We will doubtless see a longer fire season, with widespread damages. It’s a scary time to be living in the Northwest.As we face the effects of global warming we are certain to see more fires, larger fires and the resulting landslides. We are also certain to face a migration of people from the south as California dries up. The people in Oregon have long nursed a not-so-quiet resentment of the refugees from the Golden State. We see so many of our troubles as having originated in California. Whether it’s the skyrocketing property prices, or traffic on the I-5, Oregonians put a lot of blame on our southern neighbors. This trend towards polarization is bound to grow more intense as natural resources become scarce. It is a situation where there is already a real estate crisis because of gentrification. One can only imagine how things will go once water becomes more scarce.
Oregon is a great place to live. The people here are certainly facing difficult times ahead. Even if all of the above doesn’t come to pass, there remains the looming danger of the Pacific subduction zone. It is a danger which is not up for debate, and it only remains to be seen whether people will actively prepare for a tectonic plate shift which is way past due.
There are options for moving towards a more sustainable reality for the people of Oregon.
If this is what the people really want we are going to need to make a concerted effort to reclaim our government from the sellouts who are more concerned with lobbyists dollars than the livability of our state. If the people are to maintain the quality of life we are used to we will need to dramatically alter the way our revenue is created. We need to walk away from timber and cut way back on the fertilizers being dumped into our rivers. We need to immediately engage in bioremediation as if our very lives depended on it, which they do. And we need to create ways of living lightly on the earth through sustainable development. We need to walk away from monoculture as a sustainable agricultural system, and figure out how to grow plants to preserve our topsoil and retain our moisture.Global warming is a real threat to the quality of life in Oregon. We face rising sea levels and increased flooding, we face wildfires and loss of rain and snow because of deforestation.
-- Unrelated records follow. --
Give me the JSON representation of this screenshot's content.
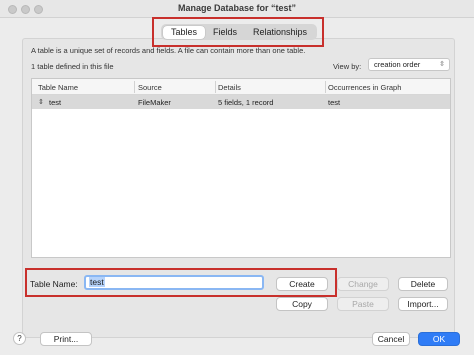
{
  "window": {
    "title": "Manage Database for “test”"
  },
  "tabs": [
    {
      "label": "Tables",
      "active": true
    },
    {
      "label": "Fields",
      "active": false
    },
    {
      "label": "Relationships",
      "active": false
    }
  ],
  "description": "A table is a unique set of records and fields. A file can contain more than one table.",
  "table_count": "1 table defined in this file",
  "view_by": {
    "label": "View by:",
    "value": "creation order"
  },
  "table": {
    "columns": [
      "Table Name",
      "Source",
      "Details",
      "Occurrences in Graph"
    ],
    "rows": [
      {
        "name": "test",
        "source": "FileMaker",
        "details": "5 fields, 1 record",
        "occurrences": "test"
      }
    ]
  },
  "table_name_field": {
    "label": "Table Name:",
    "value": "test"
  },
  "buttons": {
    "create": "Create",
    "change": "Change",
    "delete": "Delete",
    "copy": "Copy",
    "paste": "Paste",
    "import": "Import...",
    "print": "Print...",
    "cancel": "Cancel",
    "ok": "OK",
    "help": "?"
  },
  "colors": {
    "highlight": "#c8302c",
    "accent": "#2f7cf6"
  }
}
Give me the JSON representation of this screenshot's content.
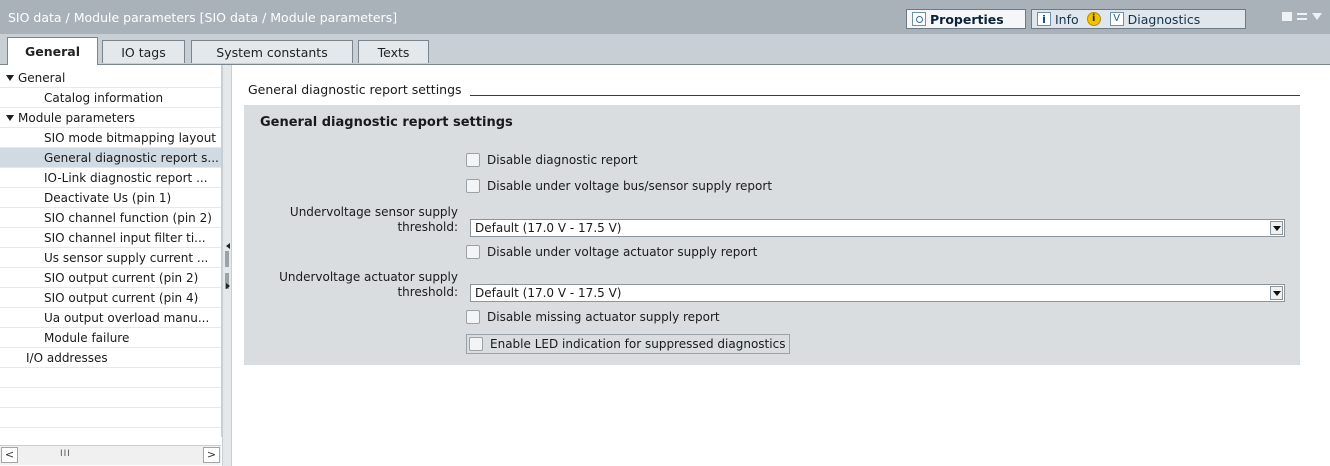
{
  "window": {
    "title": "SIO data / Module parameters [SIO data / Module parameters]",
    "panel_tabs": [
      {
        "label": "Properties",
        "icon": "properties-icon",
        "active": true
      },
      {
        "label": "Info",
        "icon": "info-icon",
        "active": false
      },
      {
        "label": "Diagnostics",
        "icon": "diagnostics-icon",
        "active": false
      }
    ]
  },
  "tabs": [
    "General",
    "IO tags",
    "System constants",
    "Texts"
  ],
  "tree": [
    {
      "label": "General",
      "expandable": true
    },
    {
      "label": "Catalog information"
    },
    {
      "label": "Module parameters",
      "expandable": true
    },
    {
      "label": "SIO mode bitmapping layout"
    },
    {
      "label": "General diagnostic report s...",
      "selected": true
    },
    {
      "label": "IO-Link diagnostic report ..."
    },
    {
      "label": "Deactivate Us (pin 1)"
    },
    {
      "label": "SIO channel function (pin 2)"
    },
    {
      "label": "SIO channel input filter ti..."
    },
    {
      "label": "Us sensor supply current ..."
    },
    {
      "label": "SIO output current (pin 2)"
    },
    {
      "label": "SIO output current (pin 4)"
    },
    {
      "label": "Ua output overload manu..."
    },
    {
      "label": "Module failure"
    },
    {
      "label": "I/O addresses"
    }
  ],
  "scrollbar": {
    "left": "<",
    "right": ">",
    "thumb": "III"
  },
  "main": {
    "section_title": "General diagnostic report settings",
    "group_title": "General diagnostic report settings",
    "checkboxes": {
      "disable_diag": "Disable diagnostic report",
      "disable_uv_bus": "Disable under voltage bus/sensor supply report",
      "disable_uv_act": "Disable under voltage actuator supply report",
      "disable_missing_act": "Disable missing actuator supply report",
      "enable_led": "Enable LED indication for suppressed diagnostics"
    },
    "uv_sensor": {
      "label_line1": "Undervoltage sensor supply",
      "label_line2": "threshold:",
      "value": "Default (17.0 V - 17.5 V)"
    },
    "uv_actuator": {
      "label_line1": "Undervoltage actuator supply",
      "label_line2": "threshold:",
      "value": "Default (17.0 V - 17.5 V)"
    }
  },
  "colors": {
    "titlebar": "#a9b2b9",
    "tabstrip": "#c8d0d6",
    "group_bg": "#d9dde0",
    "selected_row": "#cfdae3"
  }
}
We face a loss of our keystone species without which our ecosystems crumble. There are so many challenges to address, and meanwhile the state government seems intent on exacerbating our issues by increasing carbon emissions. There are pipelines and fossil fuel export terminals going in. Export terminals which don’t lower the price of fuel for Oregonians, and which bring only a few jobs, while presenting enormous risks to our fragile watersheds. Further, these export terminals are sited within the tsunami zone, meaning that the eventual tectonic plate shifts implied by the Pacific subduction zone would cause these fuel depots to be underwater, where they would like explode at worst and at the very least leak their toxic fuels into our already damaged waters.
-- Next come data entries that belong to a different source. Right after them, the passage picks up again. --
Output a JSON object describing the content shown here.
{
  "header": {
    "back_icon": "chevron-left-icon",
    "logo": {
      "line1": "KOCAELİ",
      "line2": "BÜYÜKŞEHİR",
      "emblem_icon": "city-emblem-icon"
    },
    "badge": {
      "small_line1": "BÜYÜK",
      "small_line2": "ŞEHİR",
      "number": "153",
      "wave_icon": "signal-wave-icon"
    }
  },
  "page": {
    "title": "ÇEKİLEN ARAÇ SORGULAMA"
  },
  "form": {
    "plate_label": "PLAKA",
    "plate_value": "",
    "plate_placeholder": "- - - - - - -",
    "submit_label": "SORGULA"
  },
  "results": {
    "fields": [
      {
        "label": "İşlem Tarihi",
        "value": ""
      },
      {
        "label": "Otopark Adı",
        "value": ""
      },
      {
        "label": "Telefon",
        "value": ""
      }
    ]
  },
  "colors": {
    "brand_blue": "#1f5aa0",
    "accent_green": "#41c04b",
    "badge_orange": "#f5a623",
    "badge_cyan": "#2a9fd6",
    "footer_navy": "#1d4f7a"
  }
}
Oregon has a lot on its table. We have the potential to overcome these challenges, though, with foresight and proactive policies.
We have some difficult choices to make as a citizenry. Most Oregonians are too caught up in their own daily struggles to consider the many looming difficulties. We, as a state, tend to put things off until the last moment, or after the shit has hit the fan.Our wildfire season is looming, and the state is urging property owners to mitigate brush and create fire breaks around their home to somewhat prevent the threats of wildfire. But as is usual people are too busy to address issues which are not directly affecting them. We are at the point where the ounce of prevention is inadequate to the dangers present.
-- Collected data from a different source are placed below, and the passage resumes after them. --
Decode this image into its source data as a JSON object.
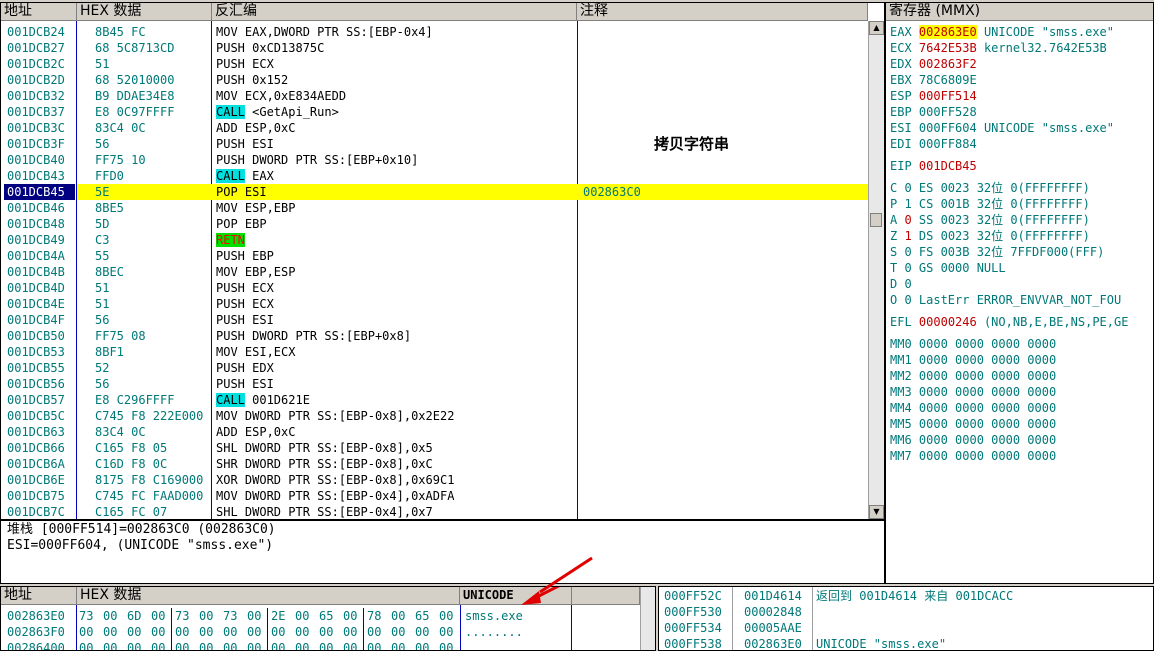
{
  "disasm": {
    "headers": {
      "address": "地址",
      "hex": "HEX 数据",
      "disasm": "反汇编",
      "comment": "注释"
    },
    "annotation": "拷贝字符串",
    "rows": [
      {
        "addr": "001DCB24",
        "hex": "8B45 FC",
        "asm": "MOV EAX,DWORD PTR SS:[EBP-0x4]",
        "comment": ""
      },
      {
        "addr": "001DCB27",
        "hex": "68 5C8713CD",
        "asm": "PUSH 0xCD13875C",
        "comment": ""
      },
      {
        "addr": "001DCB2C",
        "hex": "51",
        "asm": "PUSH ECX",
        "comment": ""
      },
      {
        "addr": "001DCB2D",
        "hex": "68 52010000",
        "asm": "PUSH 0x152",
        "comment": ""
      },
      {
        "addr": "001DCB32",
        "hex": "B9 DDAE34E8",
        "asm": "MOV ECX,0xE834AEDD",
        "comment": ""
      },
      {
        "addr": "001DCB37",
        "hex": "E8 0C97FFFF",
        "op": "CALL",
        "asm": " <GetApi_Run>",
        "kind": "call",
        "comment": ""
      },
      {
        "addr": "001DCB3C",
        "hex": "83C4 0C",
        "asm": "ADD ESP,0xC",
        "comment": ""
      },
      {
        "addr": "001DCB3F",
        "hex": "56",
        "asm": "PUSH ESI",
        "comment": ""
      },
      {
        "addr": "001DCB40",
        "hex": "FF75 10",
        "asm": "PUSH DWORD PTR SS:[EBP+0x10]",
        "comment": ""
      },
      {
        "addr": "001DCB43",
        "hex": "FFD0",
        "op": "CALL",
        "asm": " EAX",
        "kind": "call",
        "comment": ""
      },
      {
        "addr": "001DCB45",
        "hex": "5E",
        "asm": "POP ESI",
        "comment": "002863C0",
        "selected": true
      },
      {
        "addr": "001DCB46",
        "hex": "8BE5",
        "asm": "MOV ESP,EBP",
        "comment": ""
      },
      {
        "addr": "001DCB48",
        "hex": "5D",
        "asm": "POP EBP",
        "comment": ""
      },
      {
        "addr": "001DCB49",
        "hex": "C3",
        "op": "RETN",
        "asm": "",
        "kind": "retn",
        "comment": ""
      },
      {
        "addr": "001DCB4A",
        "hex": "55",
        "asm": "PUSH EBP",
        "comment": ""
      },
      {
        "addr": "001DCB4B",
        "hex": "8BEC",
        "asm": "MOV EBP,ESP",
        "comment": ""
      },
      {
        "addr": "001DCB4D",
        "hex": "51",
        "asm": "PUSH ECX",
        "comment": ""
      },
      {
        "addr": "001DCB4E",
        "hex": "51",
        "asm": "PUSH ECX",
        "comment": ""
      },
      {
        "addr": "001DCB4F",
        "hex": "56",
        "asm": "PUSH ESI",
        "comment": ""
      },
      {
        "addr": "001DCB50",
        "hex": "FF75 08",
        "asm": "PUSH DWORD PTR SS:[EBP+0x8]",
        "comment": ""
      },
      {
        "addr": "001DCB53",
        "hex": "8BF1",
        "asm": "MOV ESI,ECX",
        "comment": ""
      },
      {
        "addr": "001DCB55",
        "hex": "52",
        "asm": "PUSH EDX",
        "comment": ""
      },
      {
        "addr": "001DCB56",
        "hex": "56",
        "asm": "PUSH ESI",
        "comment": ""
      },
      {
        "addr": "001DCB57",
        "hex": "E8 C296FFFF",
        "op": "CALL",
        "asm": " 001D621E",
        "kind": "call",
        "comment": ""
      },
      {
        "addr": "001DCB5C",
        "hex": "C745 F8 222E000",
        "asm": "MOV DWORD PTR SS:[EBP-0x8],0x2E22",
        "comment": ""
      },
      {
        "addr": "001DCB63",
        "hex": "83C4 0C",
        "asm": "ADD ESP,0xC",
        "comment": ""
      },
      {
        "addr": "001DCB66",
        "hex": "C165 F8 05",
        "asm": "SHL DWORD PTR SS:[EBP-0x8],0x5",
        "comment": ""
      },
      {
        "addr": "001DCB6A",
        "hex": "C16D F8 0C",
        "asm": "SHR DWORD PTR SS:[EBP-0x8],0xC",
        "comment": ""
      },
      {
        "addr": "001DCB6E",
        "hex": "8175 F8 C169000",
        "asm": "XOR DWORD PTR SS:[EBP-0x8],0x69C1",
        "comment": ""
      },
      {
        "addr": "001DCB75",
        "hex": "C745 FC FAAD000",
        "asm": "MOV DWORD PTR SS:[EBP-0x4],0xADFA",
        "comment": ""
      },
      {
        "addr": "001DCB7C",
        "hex": "C165 FC 07",
        "asm": "SHL DWORD PTR SS:[EBP-0x4],0x7",
        "comment": ""
      }
    ]
  },
  "info": {
    "line1": "堆栈 [000FF514]=002863C0 (002863C0)",
    "line2": "ESI=000FF604, (UNICODE \"smss.exe\")"
  },
  "registers": {
    "title": "寄存器 (MMX)",
    "lines": [
      {
        "name": "EAX",
        "val": "002863E0",
        "rest": "UNICODE \"smss.exe\"",
        "hl": true
      },
      {
        "name": "ECX",
        "val": "7642E53B",
        "rest": "kernel32.7642E53B",
        "red": true
      },
      {
        "name": "EDX",
        "val": "002863F2",
        "rest": "",
        "red": true
      },
      {
        "name": "EBX",
        "val": "78C6809E",
        "rest": ""
      },
      {
        "name": "ESP",
        "val": "000FF514",
        "rest": "",
        "red": true
      },
      {
        "name": "EBP",
        "val": "000FF528",
        "rest": ""
      },
      {
        "name": "ESI",
        "val": "000FF604",
        "rest": "UNICODE \"smss.exe\""
      },
      {
        "name": "EDI",
        "val": "000FF884",
        "rest": ""
      },
      {
        "gap": true
      },
      {
        "name": "EIP",
        "val": "001DCB45",
        "rest": "",
        "red": true
      },
      {
        "gap": true
      },
      {
        "text": "C 0  ES 0023 32位  0(FFFFFFFF)"
      },
      {
        "text": "P 1  CS 001B 32位  0(FFFFFFFF)"
      },
      {
        "flag": "A",
        "fv": "0",
        "text": "  SS 0023 32位  0(FFFFFFFF)"
      },
      {
        "flag": "Z",
        "fv": "1",
        "text": "  DS 0023 32位  0(FFFFFFFF)"
      },
      {
        "text": "S 0  FS 003B 32位  7FFDF000(FFF)"
      },
      {
        "text": "T 0  GS 0000 NULL"
      },
      {
        "text": "D 0"
      },
      {
        "text": "O 0  LastErr ERROR_ENVVAR_NOT_FOU"
      },
      {
        "gap": true
      },
      {
        "name": "EFL",
        "val": "00000246",
        "rest": "(NO,NB,E,BE,NS,PE,GE",
        "red": true
      },
      {
        "gap": true
      },
      {
        "text": "MM0 0000 0000 0000 0000"
      },
      {
        "text": "MM1 0000 0000 0000 0000"
      },
      {
        "text": "MM2 0000 0000 0000 0000"
      },
      {
        "text": "MM3 0000 0000 0000 0000"
      },
      {
        "text": "MM4 0000 0000 0000 0000"
      },
      {
        "text": "MM5 0000 0000 0000 0000"
      },
      {
        "text": "MM6 0000 0000 0000 0000"
      },
      {
        "text": "MM7 0000 0000 0000 0000"
      }
    ]
  },
  "dump": {
    "headers": {
      "address": "地址",
      "hex": "HEX 数据",
      "unicode": "UNICODE"
    },
    "rows": [
      {
        "addr": "002863E0",
        "bytes": [
          "73",
          "00",
          "6D",
          "00",
          "73",
          "00",
          "73",
          "00",
          "2E",
          "00",
          "65",
          "00",
          "78",
          "00",
          "65",
          "00"
        ],
        "text": "smss.exe"
      },
      {
        "addr": "002863F0",
        "bytes": [
          "00",
          "00",
          "00",
          "00",
          "00",
          "00",
          "00",
          "00",
          "00",
          "00",
          "00",
          "00",
          "00",
          "00",
          "00",
          "00"
        ],
        "text": "........"
      },
      {
        "addr": "00286400",
        "bytes": [
          "00",
          "00",
          "00",
          "00",
          "00",
          "00",
          "00",
          "00",
          "00",
          "00",
          "00",
          "00",
          "00",
          "00",
          "00",
          "00"
        ],
        "text": ""
      }
    ]
  },
  "stack": {
    "rows": [
      {
        "addr": "000FF52C",
        "val": "001D4614",
        "comment": "返回到 001D4614 来自 001DCACC"
      },
      {
        "addr": "000FF530",
        "val": "00002848",
        "comment": ""
      },
      {
        "addr": "000FF534",
        "val": "00005AAE",
        "comment": ""
      },
      {
        "addr": "000FF538",
        "val": "002863E0",
        "comment": "UNICODE \"smss.exe\""
      }
    ]
  }
}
Many of the dangers Oregon has to face are not unique to our state. The solutions which we are embracing could well work in the rest of the country and the world if they prove to be effective. We are known for being a state of radical leftists. We are known as being a state full of hippies. If we really are a state of progressive liberals let us begin to change this world for the better through our granola-munching, tree-hugging, and patchouli-wearing ways.